Our first proper dish was actually the only slight duffer of the night, some very good raw tuna and seabass with a slight muddle of local cheeses, orange dressing and tepid basil foam. Three raw shrimps had a gooey texture that coated the mouth like the morning after. I admit I was nervous at this point: copying fads without the execution?

So I was inexpressibly glad to find perfection in the next dish. Citrus cured beef, somewhere between a carpaccio and a braesola, on top of smooth local cheese mousse and a puddle of soothing pea puree, alongside a warm cube of the most excellent slow-cooked smoky pancetta on a salad of fennel and courgette.

And then I loved our next dish. A perfect scallop, coral and all, served in a sumptuous potato puree with fresh local asparagus. Seasoned to perfection (with seaweed salt? Not sure…), it was the most original use of scallops I’ve enjoyed in ages. This was followed by sea bass baked on a salt “stone”, a technique that was dramatic and also made for the best single piece of sea bass I’ve ever tasted, served with a sun-kissed citrus sauce.

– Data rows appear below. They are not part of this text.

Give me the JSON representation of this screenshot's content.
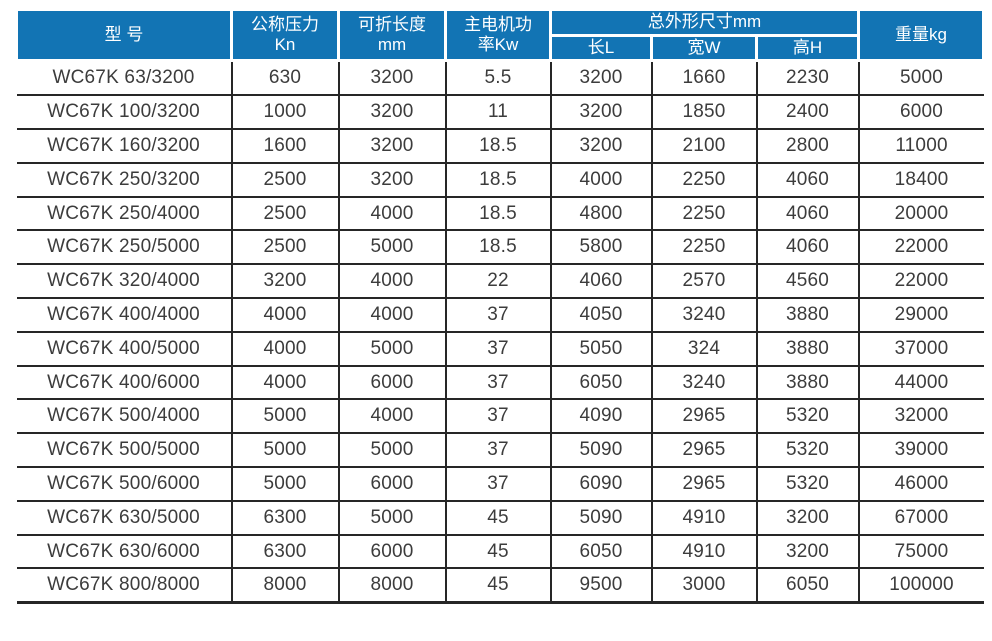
{
  "colors": {
    "header_bg": "#1274b4",
    "header_text": "#ffffff",
    "body_text": "#3c3c3c",
    "border": "#262626"
  },
  "table": {
    "headers": {
      "model": "型 号",
      "pressure": "公称压力\nKn",
      "length": "可折长度\nmm",
      "power": "主电机功\n率Kw",
      "dims_group": "总外形尺寸mm",
      "dim_l": "长L",
      "dim_w": "宽W",
      "dim_h": "高H",
      "weight": "重量kg"
    },
    "rows": [
      [
        "WC67K 63/3200",
        "630",
        "3200",
        "5.5",
        "3200",
        "1660",
        "2230",
        "5000"
      ],
      [
        "WC67K 100/3200",
        "1000",
        "3200",
        "11",
        "3200",
        "1850",
        "2400",
        "6000"
      ],
      [
        "WC67K 160/3200",
        "1600",
        "3200",
        "18.5",
        "3200",
        "2100",
        "2800",
        "11000"
      ],
      [
        "WC67K 250/3200",
        "2500",
        "3200",
        "18.5",
        "4000",
        "2250",
        "4060",
        "18400"
      ],
      [
        "WC67K 250/4000",
        "2500",
        "4000",
        "18.5",
        "4800",
        "2250",
        "4060",
        "20000"
      ],
      [
        "WC67K 250/5000",
        "2500",
        "5000",
        "18.5",
        "5800",
        "2250",
        "4060",
        "22000"
      ],
      [
        "WC67K 320/4000",
        "3200",
        "4000",
        "22",
        "4060",
        "2570",
        "4560",
        "22000"
      ],
      [
        "WC67K 400/4000",
        "4000",
        "4000",
        "37",
        "4050",
        "3240",
        "3880",
        "29000"
      ],
      [
        "WC67K 400/5000",
        "4000",
        "5000",
        "37",
        "5050",
        "324",
        "3880",
        "37000"
      ],
      [
        "WC67K 400/6000",
        "4000",
        "6000",
        "37",
        "6050",
        "3240",
        "3880",
        "44000"
      ],
      [
        "WC67K 500/4000",
        "5000",
        "4000",
        "37",
        "4090",
        "2965",
        "5320",
        "32000"
      ],
      [
        "WC67K 500/5000",
        "5000",
        "5000",
        "37",
        "5090",
        "2965",
        "5320",
        "39000"
      ],
      [
        "WC67K 500/6000",
        "5000",
        "6000",
        "37",
        "6090",
        "2965",
        "5320",
        "46000"
      ],
      [
        "WC67K 630/5000",
        "6300",
        "5000",
        "45",
        "5090",
        "4910",
        "3200",
        "67000"
      ],
      [
        "WC67K 630/6000",
        "6300",
        "6000",
        "45",
        "6050",
        "4910",
        "3200",
        "75000"
      ],
      [
        "WC67K 800/8000",
        "8000",
        "8000",
        "45",
        "9500",
        "3000",
        "6050",
        "100000"
      ]
    ]
  }
}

A very odd thing happened after the gnocchi, delicious in a smoky cheese and wild asparagus sauce but rather too big for a tasting menu. We left some, to save room for the main as we told our waitress. Oh no, she explained, if you’re full we’ll stop here. In other words: dishes keep coming until you’ve had enough. It’s an admirable sentiment, but a bit left-field for such a fine tasting menu! We didn’t want to miss out so we tucked the gnocchi away with some difficulty and were rewarded with a modest portion of the foie gras with shredded apple and warm cheese underneath. Beautiful and surprising again.

Dry ice made its appearance alongside the dessert of citrus cream and gin jelly – this time beneath a branch of white blossom and filling the room with the herby scent of juniper when chef poured hot water from a sturdy watering can over it. Well, why not?

Eventually we paid about 70 Euros each for the menu, which is excellent value for such an entertaining and delicious tasting menu served with great enthusiasm and hospitality. The Slovenian wines we had paired with each course were memorably excellent, especially the local fizz that had me fooled into thinking I was swigging some rather good champagne. It’s only unfortunate that local production is probably too small to make exporting sensible. Boo.